Blogging hiatus, over and OUT.

Claire's 2015: This basically sums it up.

Claire's 2015: This basically sums it up.

Y'all. This is embarrassing. My last post was April 3, 2015.

In case you weren't aware, it's February 2016. Ack ack ick. 14-year-old blogging Claire (who blogged an average of five times a day) would be very disappointed in 28-year-old not-blogging Claire.

But, 14-year-old self (and everyone else), can we back up so I can tell you what's been going on and give you an idea of just WHY I haven't blogged for ten whole months?

 

Proof! It happened!

Proof! It happened!

First and foremost, #MFAlife. #amwriting. (14-year-old self would not understand why I'm attaching the number sign to words. Sometimes 28-year-old self does not understand either. Le sigh.) In other words, 2002 Claire, future you got a Masters of Fine Arts degree in creative writing. And the last year of this program took up a LOT of time. Like, a lot. Time that I didn't really have to begin with and so would squeeze hurried and harried into Saturdays and Sundays and sometimes late weeknights while Sean slept. Reading and underlining books shakily on the bus to and from work, closing my eyes to delve and dive into the last 18 months of my life so that I could emerge with something... and I did! I wrote a book, a manuscript draft. It exists, I printed it out (multiple times), I read from it in front of a bunch of people (including the people I was writing about), I gave a graduation speech and got a new diploma and an alumni pin. But all of that just wound down in the last month, and so I'm still adjusting to having writing time on my hands that doesn't have to do with deadlines.

Actually, I spent plenty of time away from the laptop. With all the friends, weddings, reunions, birthdays, my college classmate winning NBA MVP, and a certain husband, 2015 was pretty epic.

Actually, I spent plenty of time away from the laptop. With all the friends, weddings, reunions, birthdays, my college classmate winning NBA MVP, and a certain husband, 2015 was pretty epic.

I've been teaching, too, which began as a requirement for my degree and has become a fun, challenging and rewarding addition to my life. I feel constantly amazed by all I've actually learned/read/experienced in the past 5-10 years to be able to do this, and very glad that the folks who come to my classes seem to leave feeling inspired - and then return the next week! Some parts still feel quite experimental, but I'm excited to continue on the journey and see where it leads.

So those are my two biggest excuses, middle school Claire, for having gone my longest stint ever without blogging since the eighth grade. And then of course there's everything in between - the most important people, the full-time job, the early bedtimes and occasional (...) TV binges. For the first time in a long time, I've lived life without writing about it simultaneously. Even on paper, the everyday has gone unchecked. (I read Sarah Manguso's Ongoingness: The End of a Diary with rapt fascination, hearing myself and not-myself on every page.)

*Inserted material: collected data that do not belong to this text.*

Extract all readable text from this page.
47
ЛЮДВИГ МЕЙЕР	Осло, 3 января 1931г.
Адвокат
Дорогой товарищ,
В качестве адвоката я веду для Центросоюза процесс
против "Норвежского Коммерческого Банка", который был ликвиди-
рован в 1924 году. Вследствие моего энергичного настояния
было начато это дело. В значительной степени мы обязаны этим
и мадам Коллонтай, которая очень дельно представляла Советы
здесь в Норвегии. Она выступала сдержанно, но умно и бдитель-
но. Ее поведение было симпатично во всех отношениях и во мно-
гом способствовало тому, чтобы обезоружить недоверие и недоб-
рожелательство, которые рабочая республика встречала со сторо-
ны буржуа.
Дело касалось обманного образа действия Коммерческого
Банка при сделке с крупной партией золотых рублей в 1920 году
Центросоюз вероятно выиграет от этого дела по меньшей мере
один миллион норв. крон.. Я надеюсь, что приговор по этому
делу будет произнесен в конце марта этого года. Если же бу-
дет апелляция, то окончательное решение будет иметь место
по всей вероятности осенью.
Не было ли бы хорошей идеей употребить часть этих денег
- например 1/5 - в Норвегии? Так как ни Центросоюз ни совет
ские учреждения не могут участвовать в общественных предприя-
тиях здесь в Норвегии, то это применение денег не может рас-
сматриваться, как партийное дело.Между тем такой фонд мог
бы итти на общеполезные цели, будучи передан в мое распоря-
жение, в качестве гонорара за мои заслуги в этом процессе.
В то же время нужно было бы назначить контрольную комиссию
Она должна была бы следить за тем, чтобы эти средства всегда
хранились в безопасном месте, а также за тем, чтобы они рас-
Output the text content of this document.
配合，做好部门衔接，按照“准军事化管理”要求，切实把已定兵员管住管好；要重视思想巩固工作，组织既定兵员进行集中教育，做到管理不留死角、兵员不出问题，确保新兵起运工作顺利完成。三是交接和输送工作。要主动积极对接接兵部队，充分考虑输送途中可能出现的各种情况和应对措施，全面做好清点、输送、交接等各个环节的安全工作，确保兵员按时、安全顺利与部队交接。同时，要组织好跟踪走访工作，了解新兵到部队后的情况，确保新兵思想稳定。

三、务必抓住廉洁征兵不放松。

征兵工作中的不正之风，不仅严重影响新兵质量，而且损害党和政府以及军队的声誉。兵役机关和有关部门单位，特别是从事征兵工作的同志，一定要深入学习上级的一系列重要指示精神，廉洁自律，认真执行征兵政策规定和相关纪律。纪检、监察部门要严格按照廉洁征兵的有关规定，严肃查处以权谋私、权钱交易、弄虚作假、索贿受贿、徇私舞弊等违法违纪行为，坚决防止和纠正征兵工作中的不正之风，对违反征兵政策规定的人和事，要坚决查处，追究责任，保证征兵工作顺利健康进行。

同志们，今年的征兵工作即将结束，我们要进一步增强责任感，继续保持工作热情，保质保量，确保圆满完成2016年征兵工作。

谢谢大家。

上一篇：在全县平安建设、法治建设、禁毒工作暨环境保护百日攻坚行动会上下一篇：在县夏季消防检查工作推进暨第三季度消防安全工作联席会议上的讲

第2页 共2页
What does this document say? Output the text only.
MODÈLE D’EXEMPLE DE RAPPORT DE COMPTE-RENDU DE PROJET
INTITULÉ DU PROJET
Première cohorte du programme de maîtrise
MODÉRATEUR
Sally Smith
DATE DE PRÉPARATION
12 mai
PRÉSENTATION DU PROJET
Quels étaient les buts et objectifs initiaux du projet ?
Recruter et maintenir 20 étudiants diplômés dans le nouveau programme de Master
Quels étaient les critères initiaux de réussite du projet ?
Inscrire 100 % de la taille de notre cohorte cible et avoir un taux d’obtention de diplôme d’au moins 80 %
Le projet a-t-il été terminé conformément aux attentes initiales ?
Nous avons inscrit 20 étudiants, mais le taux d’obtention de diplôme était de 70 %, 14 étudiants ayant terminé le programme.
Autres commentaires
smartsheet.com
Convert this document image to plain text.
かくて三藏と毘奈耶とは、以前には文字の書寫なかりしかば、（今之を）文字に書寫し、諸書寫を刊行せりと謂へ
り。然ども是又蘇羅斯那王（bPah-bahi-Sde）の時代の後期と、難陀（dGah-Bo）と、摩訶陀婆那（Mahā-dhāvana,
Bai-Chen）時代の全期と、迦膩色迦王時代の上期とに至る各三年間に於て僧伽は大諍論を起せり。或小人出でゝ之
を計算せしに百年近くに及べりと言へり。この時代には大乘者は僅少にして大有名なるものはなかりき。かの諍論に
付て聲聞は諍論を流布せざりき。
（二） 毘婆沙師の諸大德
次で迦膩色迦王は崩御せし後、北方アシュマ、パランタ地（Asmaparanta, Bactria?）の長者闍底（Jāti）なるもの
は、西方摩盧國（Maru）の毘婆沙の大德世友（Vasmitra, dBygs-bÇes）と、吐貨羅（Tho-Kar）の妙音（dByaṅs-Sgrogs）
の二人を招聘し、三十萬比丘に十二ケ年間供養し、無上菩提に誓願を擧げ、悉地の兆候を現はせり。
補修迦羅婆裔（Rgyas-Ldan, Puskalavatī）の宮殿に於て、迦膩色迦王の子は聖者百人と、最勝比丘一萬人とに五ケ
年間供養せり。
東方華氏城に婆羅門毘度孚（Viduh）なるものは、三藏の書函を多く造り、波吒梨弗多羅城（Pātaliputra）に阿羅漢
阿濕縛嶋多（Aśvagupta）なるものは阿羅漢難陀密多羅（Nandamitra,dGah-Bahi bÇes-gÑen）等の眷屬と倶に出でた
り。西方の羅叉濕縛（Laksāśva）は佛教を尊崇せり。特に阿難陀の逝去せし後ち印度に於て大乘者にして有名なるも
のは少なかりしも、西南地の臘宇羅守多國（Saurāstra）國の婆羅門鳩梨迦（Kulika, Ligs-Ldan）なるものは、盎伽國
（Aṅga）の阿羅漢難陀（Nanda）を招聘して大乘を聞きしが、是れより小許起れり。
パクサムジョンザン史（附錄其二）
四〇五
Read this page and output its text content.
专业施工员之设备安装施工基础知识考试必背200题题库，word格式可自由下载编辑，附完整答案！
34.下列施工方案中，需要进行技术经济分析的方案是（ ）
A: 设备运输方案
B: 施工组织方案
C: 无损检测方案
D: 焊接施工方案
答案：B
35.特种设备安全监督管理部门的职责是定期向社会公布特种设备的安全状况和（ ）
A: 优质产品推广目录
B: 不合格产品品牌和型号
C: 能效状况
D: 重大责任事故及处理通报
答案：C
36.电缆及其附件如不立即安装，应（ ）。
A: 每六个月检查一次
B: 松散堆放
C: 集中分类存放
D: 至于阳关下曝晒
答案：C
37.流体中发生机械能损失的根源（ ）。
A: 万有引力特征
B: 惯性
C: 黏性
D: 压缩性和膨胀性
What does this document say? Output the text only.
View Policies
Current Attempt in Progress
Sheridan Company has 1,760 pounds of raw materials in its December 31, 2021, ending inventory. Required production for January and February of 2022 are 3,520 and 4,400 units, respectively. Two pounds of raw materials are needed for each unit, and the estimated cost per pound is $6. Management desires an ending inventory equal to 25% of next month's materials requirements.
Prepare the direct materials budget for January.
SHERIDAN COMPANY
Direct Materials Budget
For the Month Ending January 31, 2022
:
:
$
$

But then the other morning - not surprisingly, a day or two after my writing group and I had done ten minutes of free writing on a prompt - I switched my electric tea kettle to "on," and something clicked on within me. "I'll just write until the water boils," I thought, grabbing the most recent blank journal I'd tried unsuccessfully to jump start.

And there it went. The words, again.

It was lovely to write with a deadline - until the water boils! - about nothing and everything. I tried not to monitor what appeared messily on the page, and much of it was mundane, but it felt so good to write and not try and make it deep and sweeping. I liked seeing my handwriting on the page again, even when my hand started to ache from lack of practice.

I got a couple of pages down and then the kettle clicked and I closed the book, got up, filled my mug with English Breakfast and skim milk, poured a bowl of dry Honey Nut Cheerios, sliced up a pear and spread my toast with peanut butter. Turned on NPR.

The day was beginning, but not before I had begun myself. And while I have enjoyed living life without writing about it, finding that to be a mixture of outwardly relaxed and inwardly tense (or inwardly relaxed and outwardly tense?), I am excited to have the time to return. No, to MAKE the time to return. 

Speaking of Sarah Manguso - I ran into her in The New York Times this week, and was struck so soundly by this thought:

The purpose of being a serious writer is to keep people from despair. If you keep that in mind always, the wish to make something beautiful or smart looks slight and vain in comparison. If people read your work and, as a result, choose life, then you are doing your job.

So I'm back. Choosing life, and writing. Writing, and life. For myself and for you, whoever you may be. And I hope you'll come along for the ride, wherever it goes next.